Ichikawa Lab's web site says
"SILKYPIX has not only reduced the Chromatic Aberration and jaggys but also achieved high S/N in both color and brilliance. It also maintains the color and brilliance resolution. As result, you get smooth, clear pictures. You do not need over sharpen images anymore because higher resolution expresses rich gradation even at the edges of an image. With SILKYPIX you can get very fine, colorful pictures which rivals very fine film images." -Ichikawa Lab
I completely agree. Mostly I've used RAW mode for pictures of the moon, because I'd like to enhance the smooth gray surface. To improve the appearance of the mares and plains in the center of an image, I've composited several RAW mode images then used unsharp to improve the focus.
Compare these four pictures. Taken when my telescope collimation was not good, these are just test pieces. (All pictures link to large format screen shots.
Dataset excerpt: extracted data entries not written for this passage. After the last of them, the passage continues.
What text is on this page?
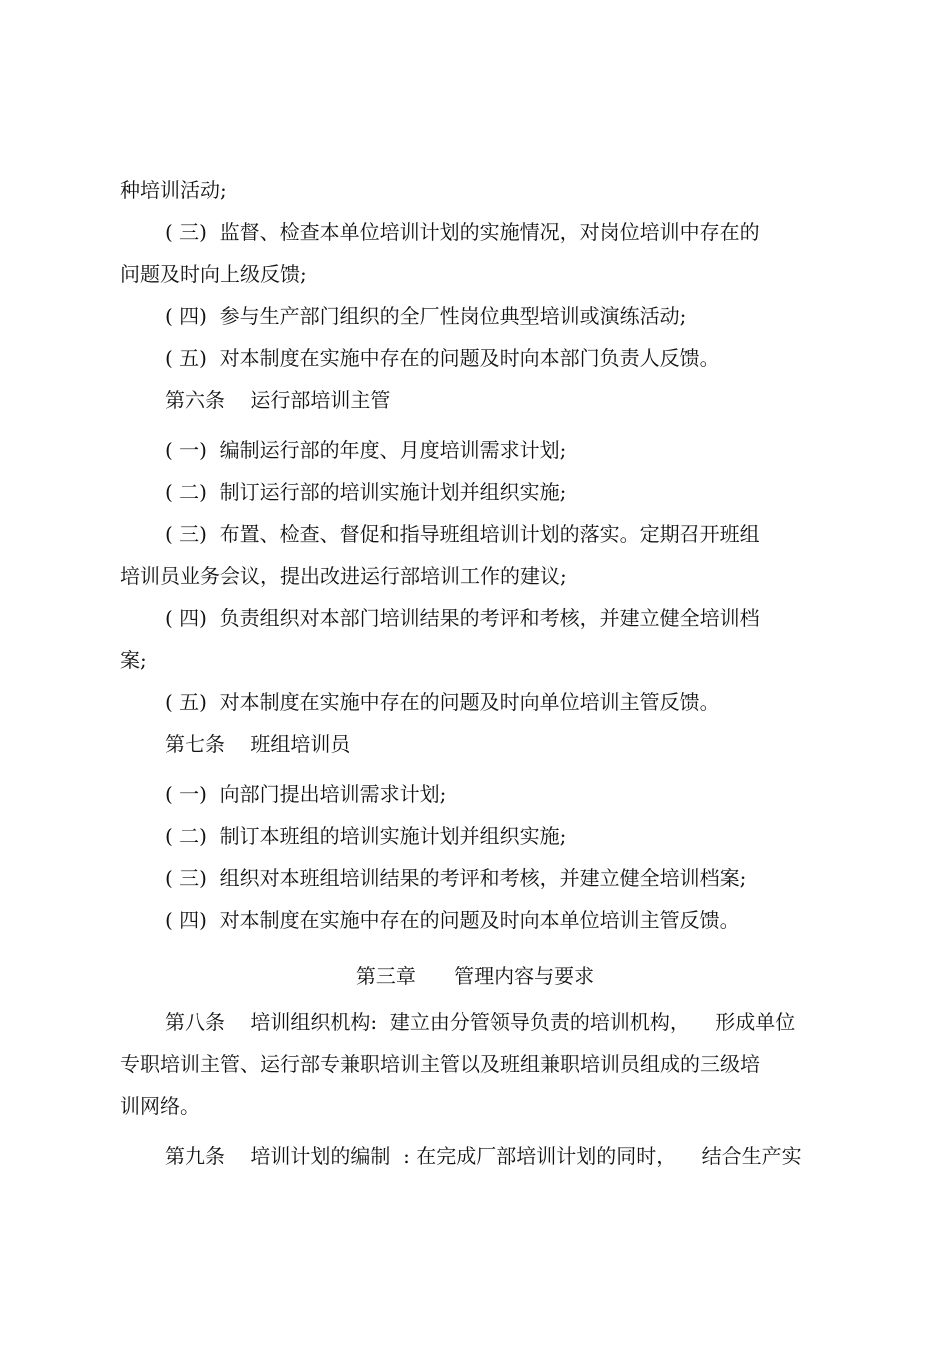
种培训活动;

( 三)  监督、检查本单位培训计划的实施情况，对岗位培训中存在的

问题及时向上级反馈;

( 四)  参与生产部门组织的全厂性岗位典型培训或演练活动;

( 五)  对本制度在实施中存在的问题及时向本部门负责人反馈。

第六条    运行部培训主管

( 一)  编制运行部的年度、月度培训需求计划;

( 二)  制订运行部的培训实施计划并组织实施;

( 三)  布置、检查、督促和指导班组培训计划的落实。定期召开班组

培训员业务会议，提出改进运行部培训工作的建议;

( 四)  负责组织对本部门培训结果的考评和考核，并建立健全培训档

案;

( 五)  对本制度在实施中存在的问题及时向单位培训主管反馈。

第七条    班组培训员

( 一)  向部门提出培训需求计划;

( 二)  制订本班组的培训实施计划并组织实施;

( 三)  组织对本班组培训结果的考评和考核，并建立健全培训档案;

( 四)  对本制度在实施中存在的问题及时向本单位培训主管反馈。

第三章      管理内容与要求

第八条    培训组织机构:  建立由分管领导负责的培训机构，    形成单位

专职培训主管、运行部专兼职培训主管以及班组兼职培训员组成的三级培

训网络。

第九条    培训计划的编制  : 在完成厂部培训计划的同时，    结合生产实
These are not the actual files but I used TIFF because at least there is no more archive noise on the image.)
These were carefully developed then made two samples for Photoshop and Astronomy Graphic tool Stella Image 4 for 16bit RAW processing.
All photos taken by Canon 10D with Orion 300mm f4 Reflector without any lenses.
Pictures to the right are screenshots of enlarged areas of the pictures above. You can see that the SILKYPIX image of the gray surface is smooth without noise. Stella Image is not bad but it needs more unsharp process to get focus. SILKYPIX and Photoshop are already sharp. Stella Image's processing step is slow even on a Pentium IV 2.8GHz with 2GB of memory running on Windows 2000. SILKYPIX, process was quicker even at 16bit. SILKYPIX runs the CPU to 50% when processing.
After developing I ran unsharp. The result is below. Stella Image's result is a little bit soft focus but looks smooth like SILKYPIX. Photoshop looks rough. (this is why I composited several RAW pictures)

After I realize it worked, I decided to try to process a good picture. My result is below. (click to browse the enlarged image). After seeing the SILKYPIX results I feel my compositing and processing in Photoshop was more difficult and wasted time.
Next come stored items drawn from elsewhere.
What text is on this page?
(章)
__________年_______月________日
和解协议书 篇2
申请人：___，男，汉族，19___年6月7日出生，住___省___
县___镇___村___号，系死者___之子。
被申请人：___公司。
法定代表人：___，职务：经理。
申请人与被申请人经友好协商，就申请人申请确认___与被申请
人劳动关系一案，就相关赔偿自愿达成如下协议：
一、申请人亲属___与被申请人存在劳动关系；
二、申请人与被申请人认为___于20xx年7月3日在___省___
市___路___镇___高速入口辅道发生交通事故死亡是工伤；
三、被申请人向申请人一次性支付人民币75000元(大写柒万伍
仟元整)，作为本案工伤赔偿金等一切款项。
SILKYPIX eliminates the need for some compositing. SILKYPIX RAW image development is greatly improves the image result. If you felt that raw image processing did not improve the image enough to justify the time it took SILKYPIX changes that. Digital pictures have a lot of possibility in the future. When the commercial version SILKYPIX is released, it will be a "must use" for serious professional photographs and the commercial photograph market.

Left is the final result of SILKYPIX (same image as right above). The same picture, by 13 shot composite process was published in this web. I think SILKYPIX did a better job.
SILKYPIX's Web site 

[Additional Information 1] ...so, how about a deep sky Nebula? I developed one (shown right). It worked, too!!